# Windows 7 won't boot after restore



## ponderay (Feb 7, 2012)

My computer stopped booting and only displays a black screen with a blinking white cursor on start up. I've used a recovery disk to attempt to restore windows back to an earlier point in time. While the restoration completed smoothly I still can't boot. I've also tried the startup repair wizard and it doesn't find any problems. Any ideas?


----------



## Mark1956 (May 7, 2011)

First thing to do is back up all your important data if you have not already done so, follow this guide if you need to: Ubuntu Live CD to back up files from your dead Windows

Sounds like your boot sector is damaged, try this repair: http://support.microsoft.com/kb/927392/en-us

Be aware that if you have a Recovery Partition, rebuilding the boot sector will loose acces to it through the normal method, there are ways around it though.


----------



## ponderay (Feb 7, 2012)

I tried the repair but was uncertain on exactly what to run. I ran both /fixboot and /Fixmbr to no effect.


----------



## Mark1956 (May 7, 2011)

Ok, follow the instructions to use the commands below. Please note that if Windows is installed on a different drive letter to C: you must replace all the instances of C: in the instructions.

bcdedit /export C:\BCD_Backup
c:
cd boot
attrib bcd -s -h -r
ren c:\boot\bcd bcd.old
bootrec /RebuildBcd

Please take a note of any error messages you see during the operation.


----------



## ponderay (Feb 7, 2012)

I get an error on attrib bcd -s -h -r. The error reads : File not found - bcd.

Edit: original post had Bsd instead of bcd for the error message.


----------



## Mark1956 (May 7, 2011)

That error would suggest you mistyped *bcd* as *bsd*, have another go and be very carefull with the spelling. Print out the instructions from the microsoft guide before you start to avoid any errors.


----------



## ponderay (Feb 7, 2012)

I tried again checking to make sure my spelling was correct and got the same error. Bsd in the previous post was a spelling error.


----------



## Floobles (Feb 5, 2012)

I'm having the same problem with Windows not booting up, and I tried all of these commands, none have worked, informing me that "the file structure is corrupted" and when I run Chkdsk from a recovery disk command prompt, it says the drive is write protected, so that doesn't work either. I also can't use any of the other tools on the recovery disk because it can't detect my OS, says that I need to load some drivers but for the life of me I can't find the right drivers anywhere.

It seems a lot of people are having problems with W7 not booting up lol.


----------



## Mark1956 (May 7, 2011)

Floobles, your problem is not the same as the one being dealt with in this thread. Please read the site rules and start you own thread.


----------



## Mark1956 (May 7, 2011)

Ponderay, watch you spelling, it can cause a lot of confusion when dealing with command lines and when reporting what has gone wrong in your posts.
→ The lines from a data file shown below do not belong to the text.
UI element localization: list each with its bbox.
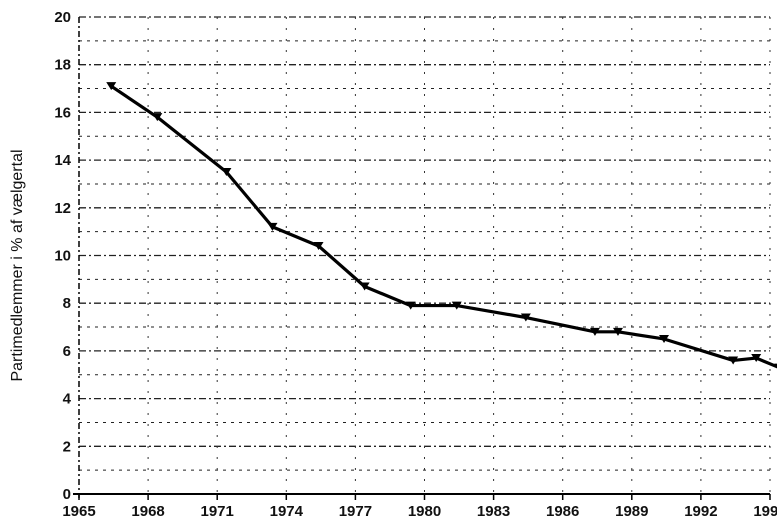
data-point-marker xyxy=(612,327,623,336)
x-tick-labels: 1965 1968 1971 1974 1977 1980 1983 1986 1989 1992… xyxy=(62,494,777,519)
x-tick-label: 1980 xyxy=(408,503,441,519)
data-point-marker xyxy=(659,334,670,343)
x-tick-label: 1977 xyxy=(339,503,372,519)
x-tick-label: 1986 xyxy=(546,503,579,519)
data-point-marker xyxy=(106,82,117,91)
data-point-marker xyxy=(728,356,739,365)
x-tick-label: 1974 xyxy=(270,503,304,519)
grid-lines xyxy=(79,16,771,494)
y-tick-label: 16 xyxy=(54,104,71,121)
y-tick-label: 20 xyxy=(54,9,71,26)
data-point-marker xyxy=(520,313,531,322)
y-axis-title: Partimedlemmer i % af vælgertal xyxy=(9,149,26,381)
y-tick-label: 4 xyxy=(63,391,72,408)
x-tick-label: 1995 xyxy=(753,503,777,519)
data-point-marker xyxy=(451,301,462,310)
x-tick-label: 1992 xyxy=(684,503,717,519)
x-tick-label: 1968 xyxy=(131,503,164,519)
y-tick-label: 18 xyxy=(54,57,71,74)
series xyxy=(106,82,777,369)
y-tick-label: 8 xyxy=(63,295,71,312)
data-point-marker xyxy=(751,354,762,363)
data-point-marker xyxy=(405,301,416,310)
data-point-marker xyxy=(774,363,777,369)
y-tick-label: 6 xyxy=(63,343,71,360)
axes xyxy=(73,17,770,498)
series-line xyxy=(109,84,777,369)
y-tick-label: 0 xyxy=(63,486,71,503)
x-tick-label: 1965 xyxy=(62,503,95,519)
data-point-marker xyxy=(359,282,370,291)
data-point-marker xyxy=(152,113,163,122)
x-tick-label: 1989 xyxy=(615,503,648,519)
data-point-marker xyxy=(267,222,278,231)
y-tick-label: 14 xyxy=(54,152,71,169)
y-tick-label: 12 xyxy=(54,200,71,217)
data-point-marker xyxy=(313,241,324,250)
y-tick-label: 2 xyxy=(63,438,71,455)
x-tick-label: 1983 xyxy=(477,503,510,519)
y-tick-labels: 0 2 4 6 8 10 12 14 16 18 20 xyxy=(54,9,71,503)
y-tick-label: 10 xyxy=(54,248,71,265)
x-tick-label: 1971 xyxy=(201,503,234,519)
data-point-marker xyxy=(589,327,600,336)
data-point-marker xyxy=(221,168,232,177)
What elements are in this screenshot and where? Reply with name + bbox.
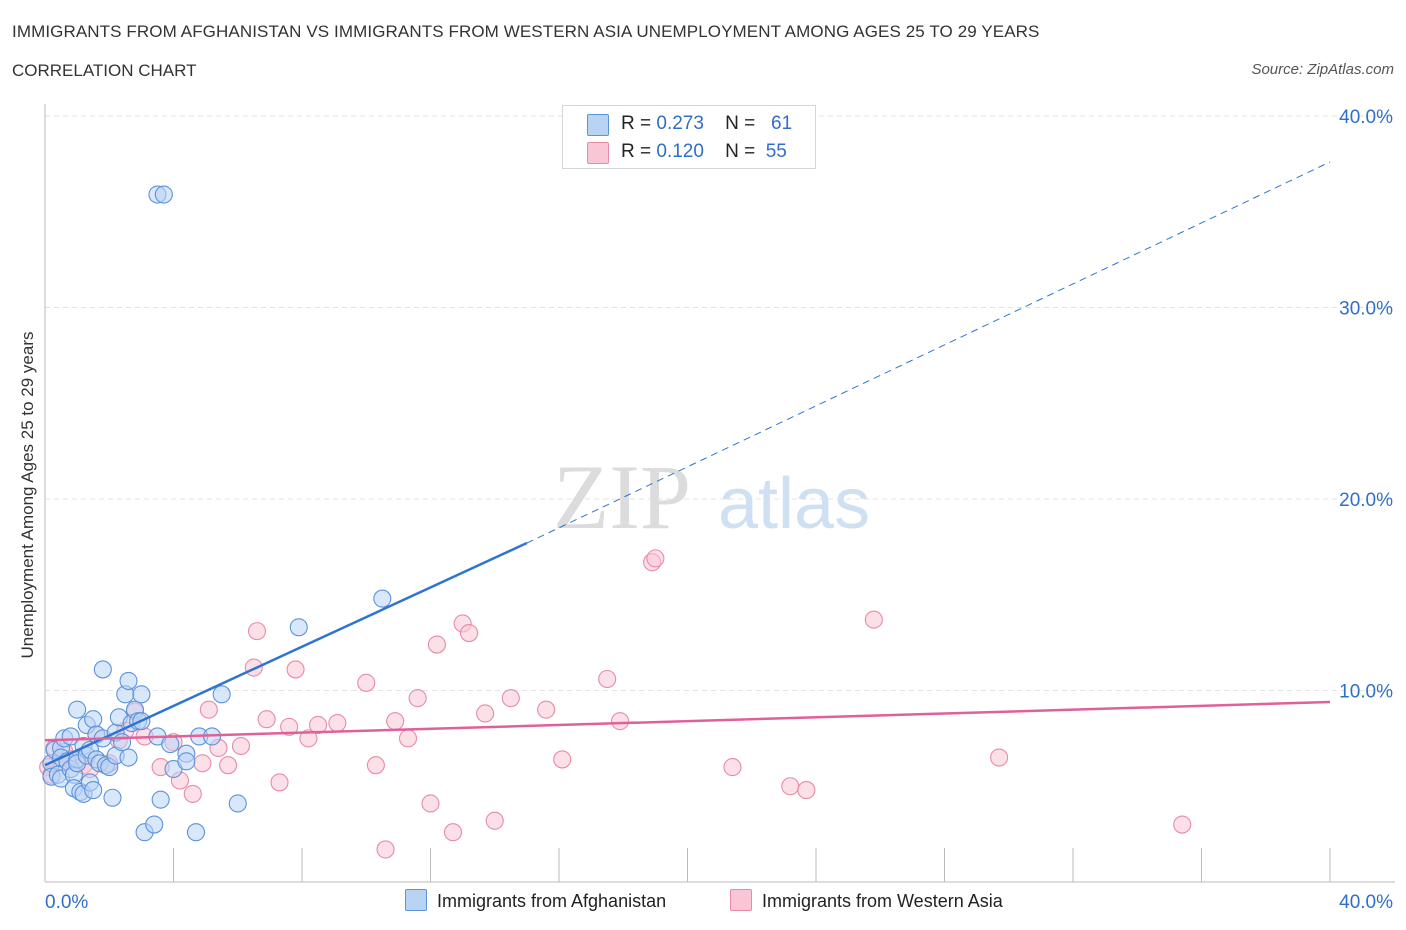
afghanistan-trend-line (44, 541, 528, 767)
western-asia-point (219, 756, 238, 775)
legend-swatch-afghanistan (587, 114, 609, 136)
legend-r-label: R = (621, 113, 652, 134)
western-asia-point (386, 712, 405, 731)
bottom-legend-western-asia: Immigrants from Western Asia (730, 889, 1003, 912)
legend-r-value-western-asia: 0.120 (656, 141, 704, 162)
y-tick-label: 10.0% (1339, 682, 1393, 703)
western-asia-trend-line (44, 700, 1331, 742)
legend-n-label: N = (725, 113, 756, 134)
legend-n-value-western-asia: 55 (765, 141, 787, 162)
x-tick-label-min: 0.0% (45, 892, 88, 913)
western-asia-point (421, 794, 440, 813)
western-asia-point (537, 700, 556, 719)
western-asia-point (781, 777, 800, 796)
western-asia-point (408, 689, 427, 708)
western-asia-point (723, 758, 742, 777)
bottom-legend-swatch-western-asia (730, 889, 752, 911)
correlation-legend: R = 0.273 N = 61 R = 0.120 N = 55 (562, 105, 816, 169)
legend-swatch-western-asia (587, 142, 609, 164)
watermark-atlas: atlas (718, 464, 870, 544)
afghanistan-point (154, 185, 173, 204)
western-asia-point (501, 689, 520, 708)
zipatlas-watermark: ZIP atlas (553, 446, 870, 548)
western-asia-point (270, 773, 289, 792)
afghanistan-point (212, 685, 231, 704)
bottom-legend-label-western-asia: Immigrants from Western Asia (762, 891, 1003, 911)
afghanistan-point (289, 618, 308, 637)
bottom-legend-label-afghanistan: Immigrants from Afghanistan (437, 891, 667, 911)
western-asia-point (193, 754, 212, 773)
bottom-legend-swatch-afghanistan (405, 889, 427, 911)
chart-subtitle: CORRELATION CHART (12, 61, 197, 80)
western-asia-point (309, 715, 328, 735)
western-asia-point (357, 673, 376, 692)
western-asia-point (199, 700, 218, 719)
afghanistan-point (113, 733, 132, 752)
afghanistan-point (103, 788, 122, 807)
afghanistan-point (84, 781, 103, 800)
y-tick-label: 40.0% (1339, 107, 1393, 128)
western-asia-point (299, 729, 318, 748)
western-asia-point (398, 729, 418, 748)
chart-title: IMMIGRANTS FROM AFGHANISTAN VS IMMIGRANT… (12, 22, 1040, 41)
western-asia-point (476, 704, 495, 723)
afghanistan-point (151, 790, 170, 809)
afghanistan-trend-extension (526, 161, 1331, 544)
western-asia-point (366, 756, 385, 775)
legend-n-value-afghanistan: 61 (771, 113, 793, 134)
grid-layer (45, 115, 1395, 691)
afghanistan-point (161, 735, 180, 754)
afghanistan-point (132, 685, 151, 704)
y-tick-label: 30.0% (1339, 299, 1393, 320)
western-asia-point (231, 736, 251, 756)
afghanistan-point (84, 710, 103, 729)
western-asia-point (485, 811, 504, 830)
afghanistan-point (68, 700, 87, 719)
western-asia-point (459, 623, 479, 643)
y-axis-label: Unemployment Among Ages 25 to 29 years (18, 331, 37, 659)
western-asia-point (427, 635, 446, 654)
afghanistan-point (228, 794, 247, 813)
western-asia-point (864, 610, 883, 629)
trend-lines (44, 161, 1331, 767)
afghanistan-points (42, 185, 392, 842)
afghanistan-point (177, 752, 196, 771)
western-asia-point (610, 712, 630, 731)
afghanistan-point (93, 660, 112, 679)
western-asia-point (376, 840, 395, 859)
y-tick-label: 20.0% (1339, 490, 1393, 511)
western-asia-point (443, 823, 463, 842)
watermark-zip: ZIP (553, 446, 691, 548)
western-asia-point (797, 781, 816, 800)
western-asia-point (553, 750, 572, 769)
tick-labels: 10.0% 20.0% 30.0% 40.0% 0.0% 40.0% (45, 107, 1393, 913)
western-asia-point (1173, 815, 1192, 834)
western-asia-point (280, 717, 299, 736)
western-asia-point (328, 714, 347, 733)
afghanistan-point (373, 589, 392, 608)
legend-r-label: R = (621, 141, 652, 162)
western-asia-point (257, 710, 276, 729)
afghanistan-point (145, 815, 164, 834)
legend-n-label: N = (725, 141, 756, 162)
afghanistan-point (119, 671, 138, 690)
legend-r-value-afghanistan: 0.273 (656, 113, 704, 134)
x-tick-label-max: 40.0% (1339, 892, 1393, 913)
western-asia-point (598, 669, 617, 689)
western-asia-point (990, 748, 1009, 767)
western-asia-point (183, 784, 202, 803)
western-asia-point (247, 622, 267, 641)
western-asia-point (646, 549, 665, 568)
axis-layer (44, 104, 1395, 883)
afghanistan-point (186, 823, 206, 842)
western-asia-points (39, 549, 1192, 859)
afghanistan-point (119, 748, 138, 767)
western-asia-point (286, 660, 305, 679)
bottom-legend-afghanistan: Immigrants from Afghanistan (405, 889, 666, 912)
source-note: Source: ZipAtlas.com (1251, 61, 1394, 78)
Try just running: *bootrec /RebuildBcd* from the Command Prompt and see if that works and you can boot up the PC.


----------



## ponderay (Feb 7, 2012)

Tried this to no effect. The text it gave me:

Scanning all disks for windows installations
Please wait since this may take a while.
Successfully Scanned Windows Installations
Total identified Windows Installations: 0
The operation completed successfully


----------



## Niclac (Jan 20, 2012)

Try verifying the integritity of the file system
Right click the command prompt and select "Run as administrator" and type "sfc /scannow" without quotes
Lets see what happens after that command finishes


----------



## Mark1956 (May 7, 2011)

The System File Checker won't repair the boot sector so I doubt that will help the problem.
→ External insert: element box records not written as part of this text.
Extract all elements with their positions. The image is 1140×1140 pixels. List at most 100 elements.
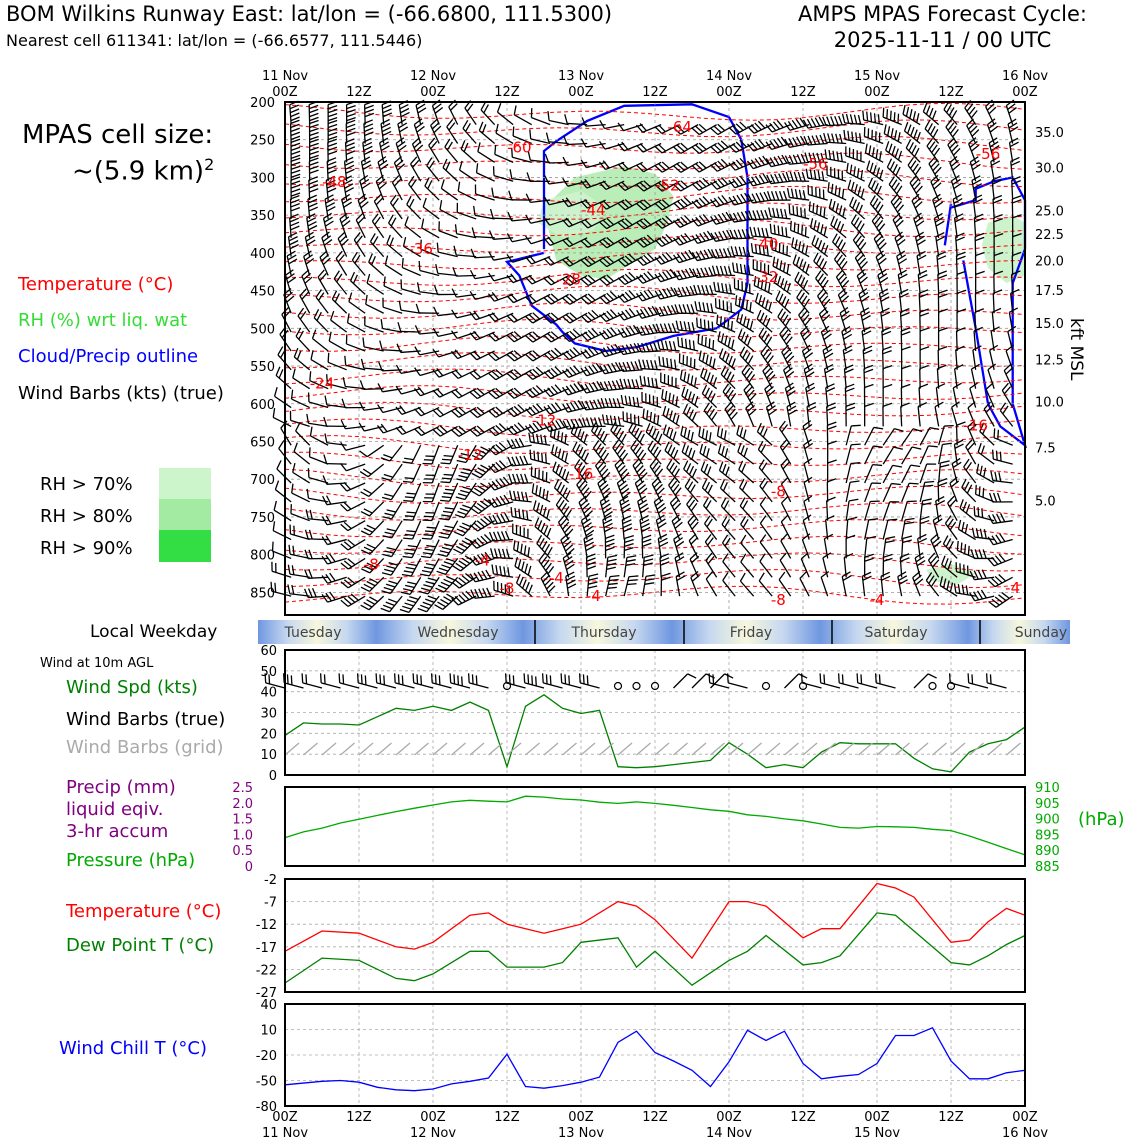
upper-wind-barb <box>883 553 893 558</box>
upper-wind-barb <box>761 227 765 238</box>
upper-wind-barb <box>441 496 452 499</box>
upper-wind-barb <box>723 430 727 440</box>
upper-wind-barb <box>917 239 926 246</box>
upper-wind-barb <box>599 202 607 210</box>
upper-wind-barb <box>325 515 332 525</box>
upper-wind-barb <box>801 295 808 305</box>
upper-wind-barb <box>419 291 440 296</box>
upper-wind-barb <box>517 491 521 501</box>
upper-wind-barb <box>544 578 552 586</box>
upper-wind-barb <box>685 463 692 473</box>
upper-wind-barb <box>727 337 732 347</box>
upper-wind-barb <box>643 307 651 317</box>
upper-wind-barb <box>519 455 525 466</box>
upper-wind-barb <box>968 137 977 145</box>
upper-wind-barb <box>487 293 495 302</box>
upper-wind-barb <box>584 525 594 533</box>
upper-wind-barb <box>562 239 570 248</box>
upper-wind-barb <box>844 368 854 374</box>
upper-wind-barb <box>684 233 692 242</box>
upper-wind-barb <box>885 141 890 151</box>
upper-wind-barb <box>298 330 304 340</box>
upper-wind-barb <box>740 445 745 455</box>
upper-wind-barb <box>631 425 637 435</box>
upper-wind-barb <box>708 432 712 442</box>
upper-wind-barb <box>620 468 628 477</box>
upper-wind-barb <box>388 580 398 585</box>
sfc-wind-barb-true <box>927 673 937 679</box>
upper-wind-barb <box>566 563 575 571</box>
upper-wind-barb <box>741 364 749 373</box>
upper-wind-barb <box>800 552 809 560</box>
upper-wind-barb <box>469 269 476 279</box>
upper-wind-barb <box>452 267 457 277</box>
upper-wind-barb <box>768 207 772 217</box>
upper-wind-barb <box>857 114 862 125</box>
upper-wind-barb <box>793 222 796 232</box>
upper-wind-barb <box>603 518 613 525</box>
upper-wind-barb <box>732 262 735 273</box>
upper-wind-barb <box>759 425 765 435</box>
upper-wind-barb <box>991 535 998 545</box>
isotherm-label: -52 <box>655 177 680 195</box>
upper-wind-barb <box>800 310 808 319</box>
upper-wind-barb <box>384 493 394 498</box>
upper-wind-barb <box>815 270 822 279</box>
upper-wind-barb <box>766 191 772 201</box>
upper-wind-barb <box>308 477 329 484</box>
upper-wind-barb <box>736 194 743 204</box>
upper-wind-barb <box>384 531 395 536</box>
upper-wind-barb <box>681 442 686 453</box>
upper-wind-barb <box>671 323 677 333</box>
upper-wind-barb <box>334 293 340 303</box>
upper-wind-barb <box>726 405 734 414</box>
upper-wind-barb <box>325 592 332 602</box>
upper-wind-barb <box>381 496 392 501</box>
upper-wind-barb <box>588 581 598 585</box>
sfc-wind-barb-true <box>549 675 552 685</box>
bottom-date-label: 16 Nov <box>1002 1126 1048 1140</box>
upper-wind-barb <box>826 500 829 521</box>
upper-wind-barb <box>784 155 790 165</box>
upper-wind-barb <box>591 422 597 432</box>
upper-wind-barb <box>795 118 803 128</box>
upper-wind-barb <box>584 199 592 207</box>
upper-wind-barb <box>769 140 776 149</box>
upper-wind-barb <box>438 350 458 358</box>
sfc-wind-barb-true <box>319 673 322 683</box>
upper-wind-barb <box>539 504 544 515</box>
upper-wind-barb <box>773 138 780 148</box>
upper-wind-barb <box>758 572 765 582</box>
upper-wind-barb <box>291 584 295 595</box>
upper-wind-barb <box>570 419 576 429</box>
upper-wind-barb <box>378 159 388 167</box>
upper-wind-barb <box>695 181 703 189</box>
upper-wind-barb <box>998 594 1007 602</box>
upper-wind-barb <box>495 406 504 414</box>
upper-wind-barb <box>801 539 810 559</box>
upper-wind-barb <box>639 201 648 209</box>
upper-wind-barb <box>635 379 640 389</box>
upper-wind-barb <box>822 116 827 126</box>
upper-wind-barb <box>339 235 348 243</box>
upper-wind-barb <box>745 386 753 394</box>
upper-wind-barb <box>546 546 553 556</box>
upper-wind-barb <box>532 368 541 377</box>
upper-wind-barb <box>406 530 416 533</box>
upper-wind-barb <box>907 124 912 134</box>
upper-wind-barb <box>621 487 630 495</box>
upper-wind-barb <box>309 188 319 193</box>
upper-wind-barb <box>637 342 642 353</box>
upper-wind-barb <box>971 527 975 538</box>
upper-wind-barb <box>757 277 760 288</box>
upper-wind-barb <box>987 558 995 567</box>
upper-wind-barb <box>607 558 617 563</box>
upper-wind-barb <box>673 468 681 478</box>
upper-wind-barb <box>901 327 911 332</box>
upper-wind-barb <box>937 270 947 275</box>
upper-wind-barb <box>595 458 603 467</box>
upper-wind-barb <box>566 579 576 585</box>
upper-wind-barb <box>640 518 650 525</box>
upper-wind-barb <box>690 502 698 512</box>
upper-wind-barb <box>942 578 947 588</box>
I am beginning to think there may be a problem with the hard drive as the operation to rebuild the boot.ini file has completed successfully and it still wont boot.

Before we go any further I would suggest you create a diagnostics disc and run an extended test on the hard drive, as follows:


> Identify the make of your hard drive and then use one of the links below to get the manufacturer's diagnostics for *ISO (CD)* not the one for Windows.
> When the download is complete right click the file and select Extract Here and burn the image to a CD.
> In Windows 7 right click the extracted file, select *Open With*, then select* Windows Disc Image Burning Tool* then follow the prompts. For all other versions of windows (if you do not have an ISO burner) download this free software. ImgBurn
> Install the program and start the application. Select the top left hand option to burn image file to disk and then on the next window click on the small yellow folder icon and browse to the file you have downloaded from the links below. Then click on the two grey discs with the arrow in between (bottom left) and leave it to complete the operation.
> ...


----------



## Mark1956 (May 7, 2011)

Once you have completed the above test to confirm the hard drive is in good condition run through this complete guide step by step.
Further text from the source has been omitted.